1980 - 1982
It's been a couple of days so I suppose it is high time for me to venture into the 1980's. I was a high school sophomore at the beginning of this decade. Overall, I was having fun in high school. I certainly wasn't one of the popular kids but I had a pretty close group of around 10 friends who stuck together. Several of us were in band (trumpet and later French horn for me) and/or chorus and some of the more academic clubs like Future Teachers of America, Yearbook, the school newspaper, stuff like that. None of us were very athletic and for some of us, even gym class was a semi-nightmare. I was 5'9" by the time I was in 6th grade and the basketball coaches were certain they had a future star on their hands. Until they saw me on the court that is. Genetically I am not blessed with a great deal of natural coordination and after growing several inches in the span of a couple of years, I had zippo control over my adult-size frame and long, thin arms and legs.
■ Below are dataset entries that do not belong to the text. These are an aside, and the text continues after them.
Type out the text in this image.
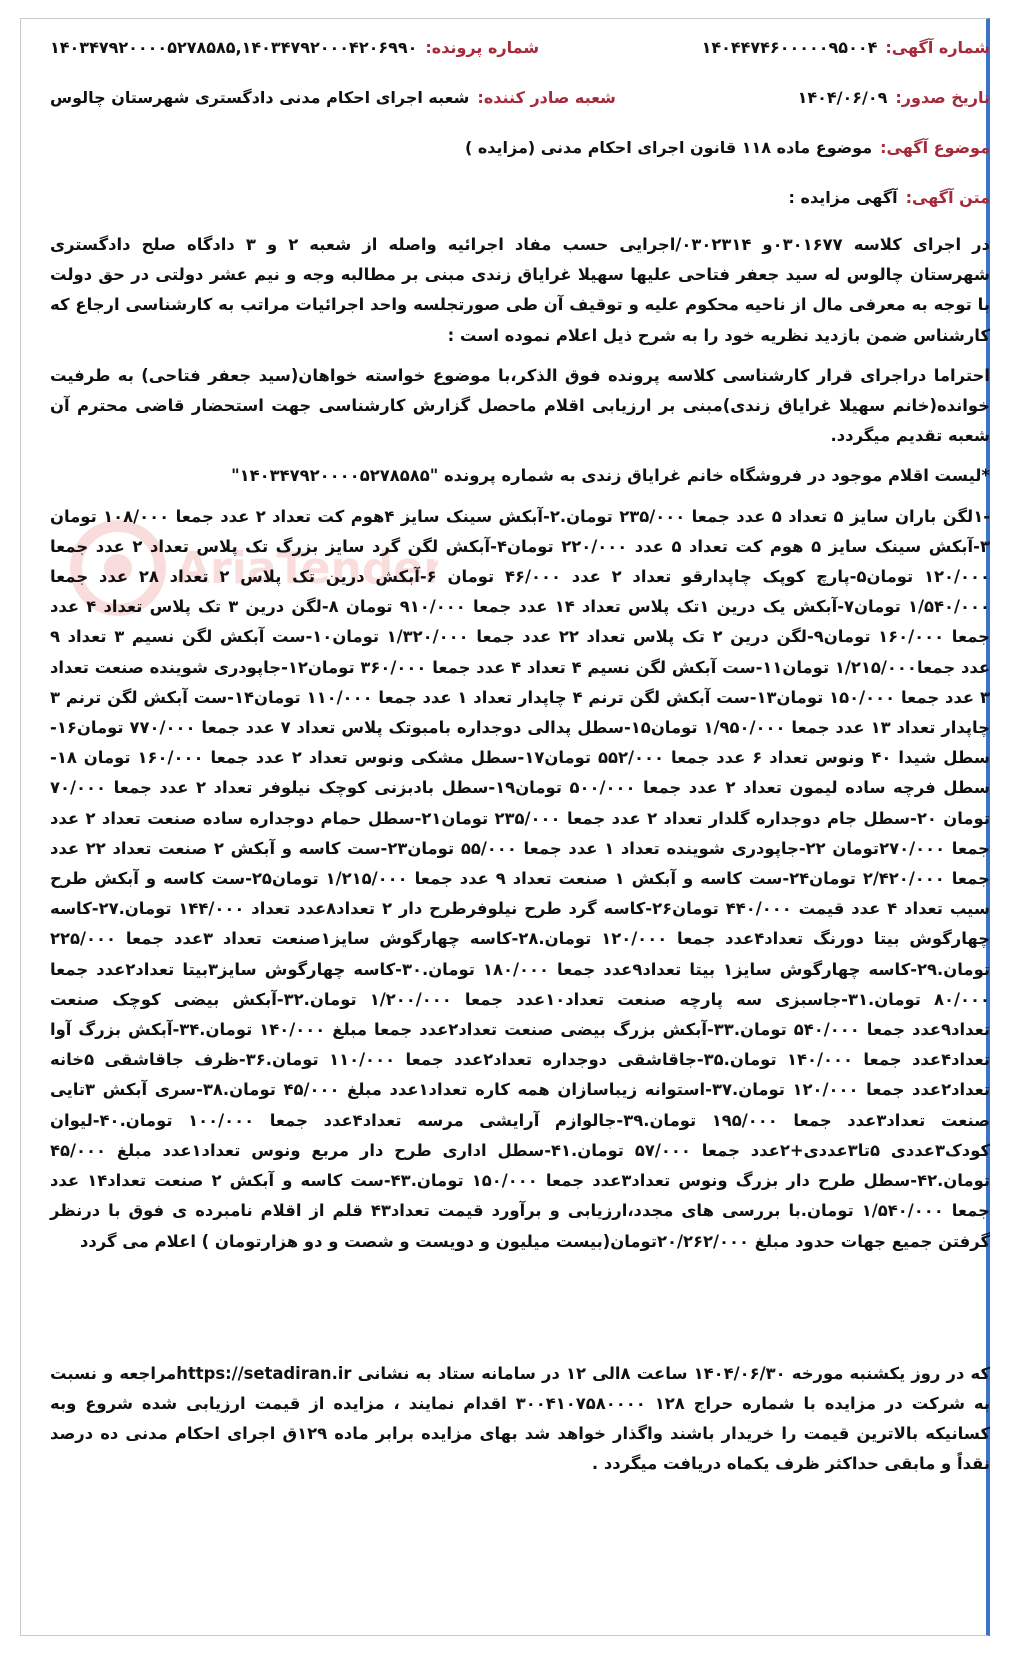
AriaTender
شماره آگهی:
۱۴۰۴۴۷۴۶۰۰۰۰۰۹۵۰۰۴
شماره پرونده:
۱۴۰۳۴۷۹۲۰۰۰۰۵۲۷۸۵۸۵,۱۴۰۳۴۷۹۲۰۰۰۴۲۰۶۹۹۰
تاریخ صدور:
۱۴۰۴/۰۶/۰۹
شعبه صادر کننده:
شعبه اجرای احکام مدنی دادگستری شهرستان چالوس
موضوع آگهی:
موضوع ماده ۱۱۸ قانون اجرای احکام مدنی (مزایده )
متن آگهی:
آگهی مزایده :

در اجرای کلاسه ۰۳۰۱۶۷۷و ۰۳۰۲۳۱۴/اجرایی حسب مفاد اجرائیه واصله از شعبه ۲ و ۳ دادگاه صلح دادگستری شهرستان چالوس له سید جعفر فتاحی علیها سهیلا غرایاق زندی مبنی بر مطالبه وجه و نیم عشر دولتی در حق دولت با توجه به معرفی مال از ناحیه محکوم علیه و توقیف آن طی صورتجلسه واحد اجرائیات مراتب به کارشناسی ارجاع که کارشناس ضمن بازدید نظریه خود را به شرح ذیل اعلام نموده است :

احتراما دراجرای قرار کارشناسی کلاسه پرونده فوق الذکر،با موضوع خواسته خواهان(سید جعفر فتاحی) به طرفیت خوانده(خانم سهیلا غرایاق زندی)مبنی بر ارزیابی اقلام ماحصل گزارش کارشناسی جهت استحضار قاضی محترم آن شعبه تقدیم میگردد.

*لیست اقلام موجود در فروشگاه خانم غرایاق زندی به شماره پرونده "۱۴۰۳۴۷۹۲۰۰۰۰۵۲۷۸۵۸۵"

-۱لگن باران سایز ۵ تعداد ۵ عدد جمعا ۲۳۵/۰۰۰ تومان.۲-آبکش سینک سایز ۴هوم کت تعداد ۲ عدد جمعا ۱۰۸/۰۰۰ تومان ۳-آبکش سینک سایز ۵ هوم کت تعداد ۵ عدد ۲۲۰/۰۰۰ تومان۴-آبکش لگن گرد سایز بزرگ تک پلاس تعداد ۲ عدد جمعا ۱۲۰/۰۰۰ تومان۵-پارچ کوپک چاپدارقو تعداد ۲ عدد ۴۶/۰۰۰ تومان ۶-آبکش درین تک پلاس ۲ تعداد ۲۸ عدد جمعا ۱/۵۴۰/۰۰۰ تومان۷-آبکش یک درین ۱تک پلاس تعداد ۱۴ عدد جمعا ۹۱۰/۰۰۰ تومان ۸-لگن درین ۳ تک پلاس تعداد ۴ عدد جمعا ۱۶۰/۰۰۰ تومان۹-لگن درین ۲ تک پلاس تعداد ۲۲ عدد جمعا ۱/۳۲۰/۰۰۰ تومان۱۰-ست آبکش لگن نسیم ۳ تعداد ۹ عدد جمعا۱/۲۱۵/۰۰۰ تومان۱۱-ست آبکش لگن نسیم ۴ تعداد ۴ عدد جمعا ۳۶۰/۰۰۰ تومان۱۲-جاپودری شوینده صنعت تعداد ۳ عدد جمعا ۱۵۰/۰۰۰ تومان۱۳-ست آبکش لگن ترنم ۴ چاپدار تعداد ۱ عدد جمعا ۱۱۰/۰۰۰ تومان۱۴-ست آبکش لگن ترنم ۳ چاپدار تعداد ۱۳ عدد جمعا ۱/۹۵۰/۰۰۰ تومان۱۵-سطل پدالی دوجداره بامبوتک پلاس تعداد ۷ عدد جمعا ۷۷۰/۰۰۰ تومان۱۶-سطل شیدا ۴۰ ونوس تعداد ۶ عدد جمعا ۵۵۲/۰۰۰ تومان۱۷-سطل مشکی ونوس تعداد ۲ عدد جمعا ۱۶۰/۰۰۰ تومان ۱۸-سطل فرچه ساده لیمون تعداد ۲ عدد جمعا ۵۰۰/۰۰۰ تومان۱۹-سطل بادبزنی کوچک نیلوفر تعداد ۲ عدد جمعا ۷۰/۰۰۰ تومان ۲۰-سطل جام دوجداره گلدار تعداد ۲ عدد جمعا ۲۳۵/۰۰۰ تومان۲۱-سطل حمام دوجداره ساده صنعت تعداد ۲ عدد جمعا ۲۷۰/۰۰۰تومان ۲۲-جاپودری شوینده تعداد ۱ عدد جمعا ۵۵/۰۰۰ تومان۲۳-ست کاسه و آبکش ۲ صنعت تعداد ۲۲ عدد جمعا ۲/۴۲۰/۰۰۰ تومان۲۴-ست کاسه و آبکش ۱ صنعت تعداد ۹ عدد جمعا ۱/۲۱۵/۰۰۰ تومان۲۵-ست کاسه و آبکش طرح سیب تعداد ۴ عدد قیمت ۴۴۰/۰۰۰ تومان۲۶-کاسه گرد طرح نیلوفرطرح دار ۲ تعداد۸عدد تعداد ۱۴۴/۰۰۰ تومان.۲۷-کاسه چهارگوش بیتا دورنگ تعداد۴عدد جمعا ۱۲۰/۰۰۰ تومان.۲۸-کاسه چهارگوش سایز۱صنعت تعداد ۳عدد جمعا ۲۲۵/۰۰۰ تومان.۲۹-کاسه چهارگوش سایز۱ بیتا تعداد۹عدد جمعا ۱۸۰/۰۰۰ تومان.۳۰-کاسه چهارگوش سایز۳بیتا تعداد۲عدد جمعا ۸۰/۰۰۰ تومان.۳۱-جاسبزی سه پارچه صنعت تعداد۱۰عدد جمعا ۱/۲۰۰/۰۰۰ تومان.۳۲-آبکش بیضی کوچک صنعت تعداد۹عدد جمعا ۵۴۰/۰۰۰ تومان.۳۳-آبکش بزرگ بیضی صنعت تعداد۲عدد جمعا مبلغ ۱۴۰/۰۰۰ تومان.۳۴-آبکش بزرگ آوا تعداد۴عدد جمعا ۱۴۰/۰۰۰ تومان.۳۵-جاقاشقی دوجداره تعداد۲عدد جمعا ۱۱۰/۰۰۰ تومان.۳۶-ظرف جاقاشقی ۵خانه تعداد۲عدد جمعا ۱۲۰/۰۰۰ تومان.۳۷-استوانه زیباسازان همه کاره تعداد۱عدد مبلغ ۴۵/۰۰۰ تومان.۳۸-سری آبکش ۳تایی صنعت تعداد۳عدد جمعا ۱۹۵/۰۰۰ تومان.۳۹-جالوازم آرایشی مرسه تعداد۴عدد جمعا ۱۰۰/۰۰۰ تومان.۴۰-لیوان کودک۳عددی ۵تا۳عددی+۲عدد جمعا ۵۷/۰۰۰ تومان.۴۱-سطل اداری طرح دار مربع ونوس تعداد۱عدد مبلغ ۴۵/۰۰۰ تومان.۴۲-سطل طرح دار بزرگ ونوس تعداد۳عدد جمعا ۱۵۰/۰۰۰ تومان.۴۳-ست کاسه و آبکش ۲ صنعت تعداد۱۴ عدد جمعا ۱/۵۴۰/۰۰۰ تومان.با بررسی های مجدد،ارزیابی و برآورد قیمت تعداد۴۳ قلم از اقلام نامبرده ی فوق با درنظر گرفتن جمیع جهات حدود مبلغ ۲۰/۲۶۲/۰۰۰تومان(بیست میلیون و دویست و شصت و دو هزارتومان ) اعلام می گردد

که در روز یکشنبه مورخه ۱۴۰۴/۰۶/۳۰ ساعت ۸الی ۱۲ در سامانه ستاد به نشانی https://setadiran.irمراجعه و نسبت به شرکت در مزایده با شماره حراج ۱۲۸ ۳۰۰۴۱۰۷۵۸۰۰۰۰ اقدام نمایند ، مزایده از قیمت ارزیابی شده شروع وبه کسانیکه بالاترین قیمت را خریدار باشند واگذار خواهد شد بهای مزایده برابر ماده ۱۲۹ق اجرای احکام مدنی ده درصد نقداً و مابقی حداکثر ظرف یکماه دریافت میگردد .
Plus, I was scared of the ball. Basketballs, softballs, volleyballs. All of my high school friends are so surprised now that my daughters are involved in (and do really well at) a variety of sports. I sucked that bad. My 10 1/2 year old is now a pitcher for her ASA softball team. Guess what. I'm still scared of the ball and cannot catch for her. My 8 year old can catch for her, but I can't. Maybe I could catch for her if I could wear full catcher's gear, but lacking that, I don't even really try. My kids all have a lot of fun with that.
Other than gym class, I got decent grades. Math and science were more difficult but I loved English and all forms of Social Studies. I took an "F" (my only one ever) in gym one semester because I refused to get dressed and participate in the gymnastics unit. I have never, ever been able to do even a forward somersault and by about 10th grade, I finally got smart enough to realize no one could force me on that mat only to make a complete fool of myself. Good move on my part, I believe.
Nineteen days into 1980 I was also sexually molested. I was the pianist for the little church my mom and I (and sometimes dad) went to and he was a 40-something soloist. At the time I didn't even recognize it as sexual assault. When I eventually did, I became angry at myself and my parents for even putting me in a position where I went to his house alone to "practice". I had gone willingly and once again, though not MR, mom was lower functioning and because he was a "grown up church man" I guess she didn't think of the danger she was allowing me to walk into. She died not knowing about the assault that was my first sexual experience. I didn't date at all in high school because most of my classmates were those same boys that terrorized me earlier and so my first reaction was, "hey, a guy finally likes me!". Though always equipped with an over-active anxiety gene, this event seems to have kicked it into gear although it wasn't until a few years later that it would really manifest itself. As long as I was snug in my routine, my academics, with my friends, I was pretty well put together. Moving on to college would be another story.